Наутро, перед рассветом, когда Корин заворочался и начал просыпаться, Кэролайн на цыпочках вышла на кухню. Она налила в чашку холодного чая, отрезала два толстых ломтя хлеба от вчерашней ковриги и намазала их медом. Когда муж сел в кровати, моргая спросонья в графитно-сером предрассветном полумраке, Кэролайн подошла к нему с подносом.
— Завтрак в постель. Мне раньше всегда подавали завтрак в постель по субботам, — объяснила она, улыбаясь.
— Ох, спасибо. Я чувствую себя очень важной персоной! — Корин погладил ее по лицу и сделал большой глоток чая.
Кэролайн взбила у него за спиной подушки, чтобы он мог опереться о них.
— Посиди минутку, любимый.
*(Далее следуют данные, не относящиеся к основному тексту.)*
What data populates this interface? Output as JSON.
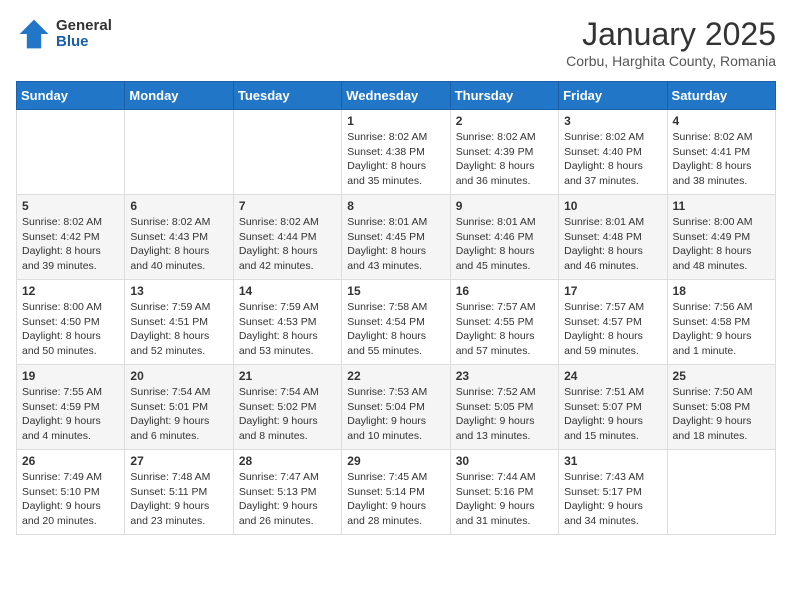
{
  "logo": {
    "general": "General",
    "blue": "Blue"
  },
  "title": "January 2025",
  "location": "Corbu, Harghita County, Romania",
  "days_header": [
    "Sunday",
    "Monday",
    "Tuesday",
    "Wednesday",
    "Thursday",
    "Friday",
    "Saturday"
  ],
  "weeks": [
    [
      {
        "day": "",
        "info": ""
      },
      {
        "day": "",
        "info": ""
      },
      {
        "day": "",
        "info": ""
      },
      {
        "day": "1",
        "info": "Sunrise: 8:02 AM\nSunset: 4:38 PM\nDaylight: 8 hours and 35 minutes."
      },
      {
        "day": "2",
        "info": "Sunrise: 8:02 AM\nSunset: 4:39 PM\nDaylight: 8 hours and 36 minutes."
      },
      {
        "day": "3",
        "info": "Sunrise: 8:02 AM\nSunset: 4:40 PM\nDaylight: 8 hours and 37 minutes."
      },
      {
        "day": "4",
        "info": "Sunrise: 8:02 AM\nSunset: 4:41 PM\nDaylight: 8 hours and 38 minutes."
      }
    ],
    [
      {
        "day": "5",
        "info": "Sunrise: 8:02 AM\nSunset: 4:42 PM\nDaylight: 8 hours and 39 minutes."
      },
      {
        "day": "6",
        "info": "Sunrise: 8:02 AM\nSunset: 4:43 PM\nDaylight: 8 hours and 40 minutes."
      },
      {
        "day": "7",
        "info": "Sunrise: 8:02 AM\nSunset: 4:44 PM\nDaylight: 8 hours and 42 minutes."
      },
      {
        "day": "8",
        "info": "Sunrise: 8:01 AM\nSunset: 4:45 PM\nDaylight: 8 hours and 43 minutes."
      },
      {
        "day": "9",
        "info": "Sunrise: 8:01 AM\nSunset: 4:46 PM\nDaylight: 8 hours and 45 minutes."
      },
      {
        "day": "10",
        "info": "Sunrise: 8:01 AM\nSunset: 4:48 PM\nDaylight: 8 hours and 46 minutes."
      },
      {
        "day": "11",
        "info": "Sunrise: 8:00 AM\nSunset: 4:49 PM\nDaylight: 8 hours and 48 minutes."
      }
    ],
    [
      {
        "day": "12",
        "info": "Sunrise: 8:00 AM\nSunset: 4:50 PM\nDaylight: 8 hours and 50 minutes."
      },
      {
        "day": "13",
        "info": "Sunrise: 7:59 AM\nSunset: 4:51 PM\nDaylight: 8 hours and 52 minutes."
      },
      {
        "day": "14",
        "info": "Sunrise: 7:59 AM\nSunset: 4:53 PM\nDaylight: 8 hours and 53 minutes."
      },
      {
        "day": "15",
        "info": "Sunrise: 7:58 AM\nSunset: 4:54 PM\nDaylight: 8 hours and 55 minutes."
      },
      {
        "day": "16",
        "info": "Sunrise: 7:57 AM\nSunset: 4:55 PM\nDaylight: 8 hours and 57 minutes."
      },
      {
        "day": "17",
        "info": "Sunrise: 7:57 AM\nSunset: 4:57 PM\nDaylight: 8 hours and 59 minutes."
      },
      {
        "day": "18",
        "info": "Sunrise: 7:56 AM\nSunset: 4:58 PM\nDaylight: 9 hours and 1 minute."
      }
    ],
    [
      {
        "day": "19",
        "info": "Sunrise: 7:55 AM\nSunset: 4:59 PM\nDaylight: 9 hours and 4 minutes."
      },
      {
        "day": "20",
        "info": "Sunrise: 7:54 AM\nSunset: 5:01 PM\nDaylight: 9 hours and 6 minutes."
      },
      {
        "day": "21",
        "info": "Sunrise: 7:54 AM\nSunset: 5:02 PM\nDaylight: 9 hours and 8 minutes."
      },
      {
        "day": "22",
        "info": "Sunrise: 7:53 AM\nSunset: 5:04 PM\nDaylight: 9 hours and 10 minutes."
      },
      {
        "day": "23",
        "info": "Sunrise: 7:52 AM\nSunset: 5:05 PM\nDaylight: 9 hours and 13 minutes."
      },
      {
        "day": "24",
        "info": "Sunrise: 7:51 AM\nSunset: 5:07 PM\nDaylight: 9 hours and 15 minutes."
      },
      {
        "day": "25",
        "info": "Sunrise: 7:50 AM\nSunset: 5:08 PM\nDaylight: 9 hours and 18 minutes."
      }
    ],
    [
      {
        "day": "26",
        "info": "Sunrise: 7:49 AM\nSunset: 5:10 PM\nDaylight: 9 hours and 20 minutes."
      },
      {
        "day": "27",
        "info": "Sunrise: 7:48 AM\nSunset: 5:11 PM\nDaylight: 9 hours and 23 minutes."
      },
      {
        "day": "28",
        "info": "Sunrise: 7:47 AM\nSunset: 5:13 PM\nDaylight: 9 hours and 26 minutes."
      },
      {
        "day": "29",
        "info": "Sunrise: 7:45 AM\nSunset: 5:14 PM\nDaylight: 9 hours and 28 minutes."
      },
      {
        "day": "30",
        "info": "Sunrise: 7:44 AM\nSunset: 5:16 PM\nDaylight: 9 hours and 31 minutes."
      },
      {
        "day": "31",
        "info": "Sunrise: 7:43 AM\nSunset: 5:17 PM\nDaylight: 9 hours and 34 minutes."
      },
      {
        "day": "",
        "info": ""
      }
    ]
  ]
}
Еще рано, тебе можно не торопиться, — умоляющим тоном проговорила она.
— Рад бы, да ведь дело само не сделается, — с сожалением вздохнул муж.
— Ну хоть пять минут, — не отступала Кэролайн. — Поешь хлеба, я намазала его медом, который собрал Джо.
— Этот парень волшебно управляется с пчелами, — кивнул Корин. — Никогда я не видал ничего подобного. Просто подходит к гнезду, берет его в руки, и хоть бы разок его пчела ужалила.
— Может, и впрямь — индейская магия?
— Не то магия, не то шкура у него толще, чем у всех остальных, — пошутил Корин.
Кэролайн вспомнила суровый, непримиримый взгляд индейца, его непрощающие глаза, кожу, красную, как древесная кора. Она слегка поежилась при мысли, как это Сорока не боится делить с ним ложе.
— Корин?
— Что?
— Знаешь, уже ведь больше года прошло с тех пор, как мы поженились, а… словом, мы так больше и не выбрались искупаться туда, где были в свадебном путешествии.
— Я знаю. Я все понимаю, Кэролайн. Но так трудно выкроить время. — Корин откинул голову, прислонившись к стене. Лицо его все еще было сонным.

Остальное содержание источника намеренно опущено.